Venedik’te bu yaz zamanı “büken” bir konser deneyimi var.
Hemen ilk bakışta her şeyin bittiği bir yer gibi burası. Bir şeyler için çok geç kaldığınız hissiyle başlıyor, ama ışığın hissi hiç de öyle değil… Müziği duymak, ortamda çıt yokken, mümkün olabilir mi?
Her şey zamanla kendini elveriyor. Her şey tersine, henüz başlıyor olabilir mi?
59. Venedik Bienali’nde İsviçre Pavyonu’nda zamanda ritmik yolculuk, turuncunun binbir tonunda geçişlerle gün ışığında başlıyor ve sizi evveline odadan odaya geçerek ilerlediğiniz, yıkımla hatıralar arasında gidip gelen, zamandan kopuk bir labirentte gibi çevreliyor.
Latifa Echakhch, orkestrasyonu hissedilir bir ortamda farklı bir konser deneyimi yaratmak üzere yola çıktı. “Bir konserden çıkmış hissi yaşatmak istiyorum.” derken aklında günün döngüsü vardı. Bu proje özelinde bir müzisyen hassasiyetiyle işe yaklaşsa da, merak ve anılar, Latifa’nın sanat pratiğinde sık ziyaret ettiği konular.
” Karışık beklentiler, tatmin, yıkım, hatıra ile duyguları tetikleyen, endişeleri ve anlaşmazlıkları, hayalleri ve ütopyaları seslendiren bir zıtlıklar orkestrası. “
Turuncu, gece ve gündüz ile bağ kuruyor, aynı zamanda ateş ve karanlık. Müziğin merkezine yolculukta ortamı hazırlıyor: İçinde gezinebildiğimiz bir dünya olarak müziği hayal edin ve hissetmeye çalışın. Müzik duyduğumuzda bedenimizde ne yaşanır? Müzikte zamanı nasıl deneyimleriz?
Perküsyoncu Alexandre Babel tarafından bestelenen ritimleri ışık koreografisinde takip edebildiğiniz sergi için Echakhch, şan, müzik teorisi ve enstrüman dersleriyle müzikle iç içe iki ön hazılık yılı geçirdi. “Elbette işlerimde melankoli var.” diyor Latifa SWI’a verdiği röportajda. “Zamanda geçiş, yaşananların uzağında durabilmemizi ve onları başka şekillerde hissedebilmemizi sağlar.”

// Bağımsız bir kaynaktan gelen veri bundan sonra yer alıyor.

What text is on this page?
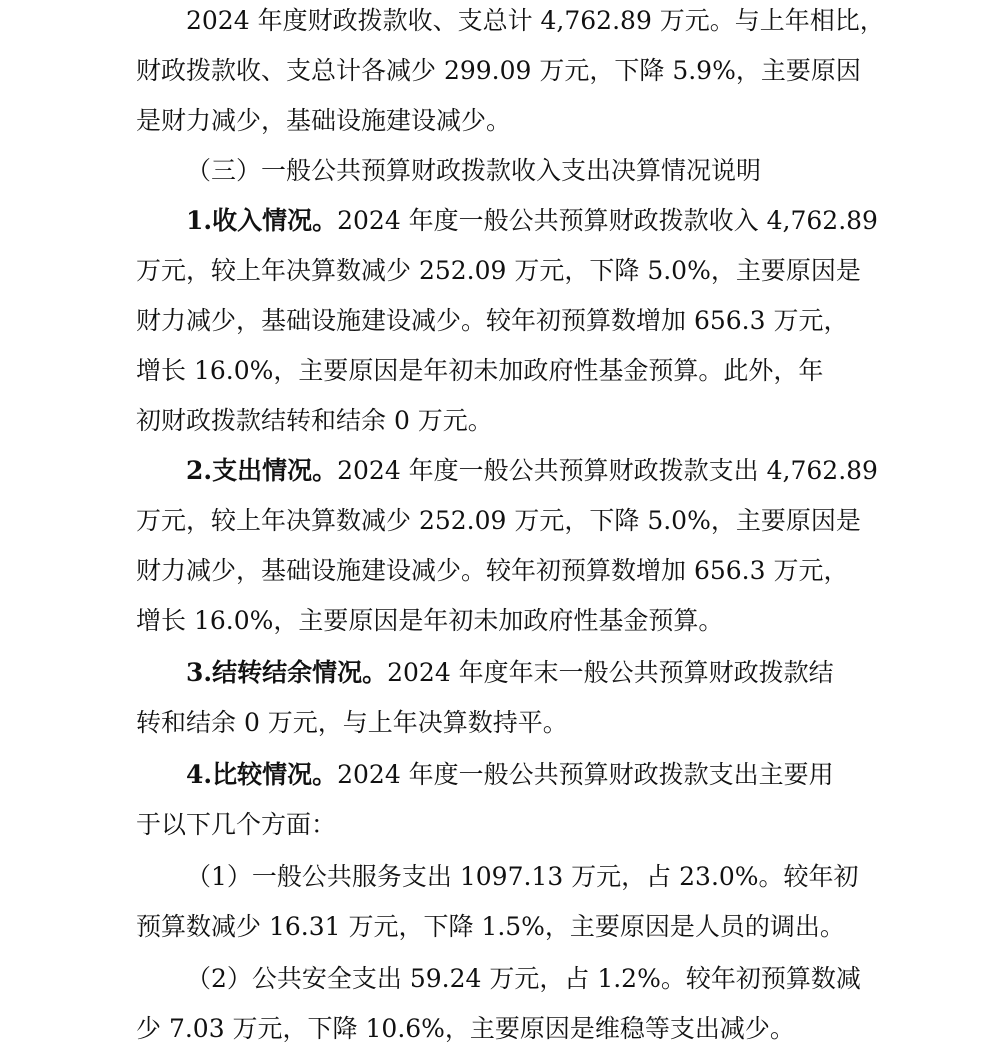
2024 年度财政拨款收、支总计 4,762.89 万元。与上年相比，
财政拨款收、支总计各减少 299.09 万元，下降 5.9%，主要原因
是财力减少，基础设施建设减少。
（三）一般公共预算财政拨款收入支出决算情况说明
1.收入情况。2024 年度一般公共预算财政拨款收入 4,762.89
万元，较上年决算数减少 252.09 万元，下降 5.0%，主要原因是
财力减少，基础设施建设减少。较年初预算数增加 656.3 万元，
增长 16.0%，主要原因是年初未加政府性基金预算。此外，年
初财政拨款结转和结余 0 万元。
2.支出情况。2024 年度一般公共预算财政拨款支出 4,762.89
万元，较上年决算数减少 252.09 万元，下降 5.0%，主要原因是
财力减少，基础设施建设减少。较年初预算数增加 656.3 万元，
增长 16.0%，主要原因是年初未加政府性基金预算。
3.结转结余情况。2024 年度年末一般公共预算财政拨款结
转和结余 0 万元，与上年决算数持平。
4.比较情况。2024 年度一般公共预算财政拨款支出主要用
于以下几个方面：
（1）一般公共服务支出 1097.13 万元，占 23.0%。较年初
预算数减少 16.31 万元，下降 1.5%，主要原因是人员的调出。
（2）公共安全支出 59.24 万元，占 1.2%。较年初预算数减
少 7.03 万元，下降 10.6%，主要原因是维稳等支出减少。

Başlangıç ve bitişin dansının, ışık koreografisi, folk art’tan ilham alan devasa geçici heykellerle hayata geçtiği, sergi için yaratılan dünya, bir önceki bienallerde kullanılmış malzemeler ile üretildi, kapanışta sökülerek sonraki projeler için ileri dönüştürülecek.
The Milk of Dreams başlıklı 59. Venedik Bienali, ‘The Milk of Dreams’, adını sürrealist ressam Leonora Carrington’ın kitabından ve 1950’lerde Meksika’da yaşadığı yıllara ait çizimlerden alıyor. Sıradışı figürler ve hayvanlarla dolu, mistik ve fantastik bir dünyada gezinen ‘The Milk of Dreams’ı bu yıl Venedik’e taşıyan küratör Cecilia Alemani, Carrington’ın dünyası için “… ihtimallerle dolu özgür bir dünya; Aynı zamanda bireye dayanılmaz bir baskı uygulayan bir yüzyılın alegorisi” diyor.
27 Kasım’a dek devam eden programıyla bu başlıkta 59. Venedik Bienali’nde üç ana tema var: ‘Bedenlerin temsili ve metamorfozları’,‘Bireyler ve teknolojiler arasındaki ilişki’ ve ‘Bedenler ile dünya arasındaki bağlantı’…
Bienalde Kısa bir Tur: Birleşik Krallık’tan Kanada’ya, Özbekistan’dan Izlanda ve Suudi Arabistan’a, Sonia Boyce, Nan Goldin, Space Caviar, Füsun Onur, Muhannad Shono, Simone Leigh, Stan Douglas ve nicesi ile Arsenale’de kısa bir tur:
Füsun Onur’un 2022 Türkiye Pavyonu için ürettiği Evvel zaman içinde… başlıklı yeni yerleştirmesi, insan olmayanların yaşantısından öğrenmek, yaşamı olduğu gibi kabul etmek, sevmek ve birlikte yaşamak üzerine bir başyapıt. İnsanların yol açtığı ve gezegenin geleceğini tehdit eden insan odaklı yönetim anlayışına karşı birleşerek mücadele eden bir grup fareyle kedinin öyküsünü anlatıyor. Metal telleri eğip bükerek yaptığı figürleri ile Onur, çözüm yolları arıyor, dans ediyor, müzik yapıyor, seyahat ediyor, âşık oluyor.